Linda Grashoff's Photography Adventures

Posts tagged “bubbles

Some January Ice and Snow


January 23, 2022

You know what they say about the best camera being the one you have with you. The one I had with me January 11 was my cell phone (an iPhone SE). If I’d had my Nikon and time, I would have hung around this ditch a lot longer than I did. The ice was glorious, doing all kinds of things I’d never seen ice do before. I never did get back to that spot with the big camera. The neighborhood woke up to five or so inches of snow January 17, and that morning I did spend a little time with the Nikon. I have realized why I have so few photographs of snow in my vast collection. It’s not that it snows so little in northern Ohio, although in some winters we receive almost none. Rather it’s that when there is beautiful snow to be had, it’s also cold and often windy. I thought I’d be braver this past week following my brief stint the seventeenth, but I wasn’t. Maybe this coming week. Maybe. As I write this post, snow is falling profusely.

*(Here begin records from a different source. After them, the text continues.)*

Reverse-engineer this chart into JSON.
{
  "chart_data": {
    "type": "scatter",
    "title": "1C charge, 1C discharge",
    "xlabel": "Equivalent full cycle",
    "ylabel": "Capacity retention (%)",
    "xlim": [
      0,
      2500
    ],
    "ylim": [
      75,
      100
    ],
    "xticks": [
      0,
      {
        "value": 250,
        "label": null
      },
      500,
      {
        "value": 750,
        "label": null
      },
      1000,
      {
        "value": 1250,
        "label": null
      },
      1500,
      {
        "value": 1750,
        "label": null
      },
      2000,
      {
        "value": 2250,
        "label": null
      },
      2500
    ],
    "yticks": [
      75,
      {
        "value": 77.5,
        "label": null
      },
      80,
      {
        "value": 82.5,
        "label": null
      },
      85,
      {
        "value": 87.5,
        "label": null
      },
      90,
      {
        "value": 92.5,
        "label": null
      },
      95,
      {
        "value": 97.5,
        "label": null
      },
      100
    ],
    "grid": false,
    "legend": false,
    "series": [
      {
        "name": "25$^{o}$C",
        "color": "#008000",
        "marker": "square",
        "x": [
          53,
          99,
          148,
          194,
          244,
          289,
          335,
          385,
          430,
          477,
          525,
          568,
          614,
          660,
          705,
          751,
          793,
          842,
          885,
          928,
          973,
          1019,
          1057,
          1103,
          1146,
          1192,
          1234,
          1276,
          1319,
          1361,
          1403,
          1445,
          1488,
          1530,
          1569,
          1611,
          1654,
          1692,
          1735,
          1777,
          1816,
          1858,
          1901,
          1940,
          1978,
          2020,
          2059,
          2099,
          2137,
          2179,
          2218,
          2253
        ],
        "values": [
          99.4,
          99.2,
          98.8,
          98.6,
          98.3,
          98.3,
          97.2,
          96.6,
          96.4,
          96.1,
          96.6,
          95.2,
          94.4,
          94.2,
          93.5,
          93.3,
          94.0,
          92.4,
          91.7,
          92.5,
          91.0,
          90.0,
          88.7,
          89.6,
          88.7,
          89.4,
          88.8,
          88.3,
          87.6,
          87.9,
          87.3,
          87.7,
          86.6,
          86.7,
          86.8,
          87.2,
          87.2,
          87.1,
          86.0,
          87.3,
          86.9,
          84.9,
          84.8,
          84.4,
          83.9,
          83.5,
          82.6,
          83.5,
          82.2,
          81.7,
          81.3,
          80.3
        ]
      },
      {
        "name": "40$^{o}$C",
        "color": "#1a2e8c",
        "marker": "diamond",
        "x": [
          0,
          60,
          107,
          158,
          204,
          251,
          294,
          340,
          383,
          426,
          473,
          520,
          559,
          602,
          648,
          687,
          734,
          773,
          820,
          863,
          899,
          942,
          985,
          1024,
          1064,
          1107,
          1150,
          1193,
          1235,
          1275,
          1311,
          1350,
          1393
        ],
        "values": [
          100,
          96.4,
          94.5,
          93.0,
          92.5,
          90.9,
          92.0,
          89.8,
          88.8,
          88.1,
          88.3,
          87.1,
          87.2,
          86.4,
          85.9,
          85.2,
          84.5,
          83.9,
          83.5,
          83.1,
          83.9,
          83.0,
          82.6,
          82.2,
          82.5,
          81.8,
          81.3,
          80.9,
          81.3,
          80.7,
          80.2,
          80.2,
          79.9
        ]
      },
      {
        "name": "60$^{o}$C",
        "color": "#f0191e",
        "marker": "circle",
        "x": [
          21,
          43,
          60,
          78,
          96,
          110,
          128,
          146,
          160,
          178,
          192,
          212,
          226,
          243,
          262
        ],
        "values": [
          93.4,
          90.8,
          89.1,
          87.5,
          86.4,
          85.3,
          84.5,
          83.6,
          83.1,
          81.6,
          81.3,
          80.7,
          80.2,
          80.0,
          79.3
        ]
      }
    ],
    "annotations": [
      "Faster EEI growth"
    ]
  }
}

1 Solid ice puddles atop clear ice is something I’d never seen before. I asked my neighbor, a retired physics professor, if he knew what caused them. His reply: “The white opaque ice islands are thick enough that the moisture that made them probably came from the water in the ditch rather than from the air above.  Opaque white ice is usually that color when it contains dense microscopic air bubbles.  But I don’t know how this came to be.”

2 I can’t blow this up enough to be able to tell if all the tiny white dots are bubbles. I think they are.

3 My friend’s explanation may be illustrated in this photograph, which seems to show some bubbles frozen beneath the surface of the ice along with some small ice islands on top.

4 I have a guess about the origin of all the bubbles.

5 I think it may be gases released by decaying matter in the ditch.

6 No mystery here. Poking up from the snow, these are cast-off twigs from a nearby river birch outside my front door.

7 Our ring road was plowed soon after the snow arrived. Another neighbor, a retired professor of French, wrote upon seeing this photograph:

Structural! Up (the stalks), level (the snow), and down (the roadway);
past (the stalks), present (the snowy ground), and future (the bare roadway)
the promise of spring (new growth of the stalks) rounds off the cycle.
tempus fugit, natura crescit!.*
x
* Google translates the Latin as “time flies, nature grows.”

8 Surrounding dried vegetation stood out in contrast to snow-covered Rock Pond.

9 This snow-laden pine is what induced me to grab my camera last week.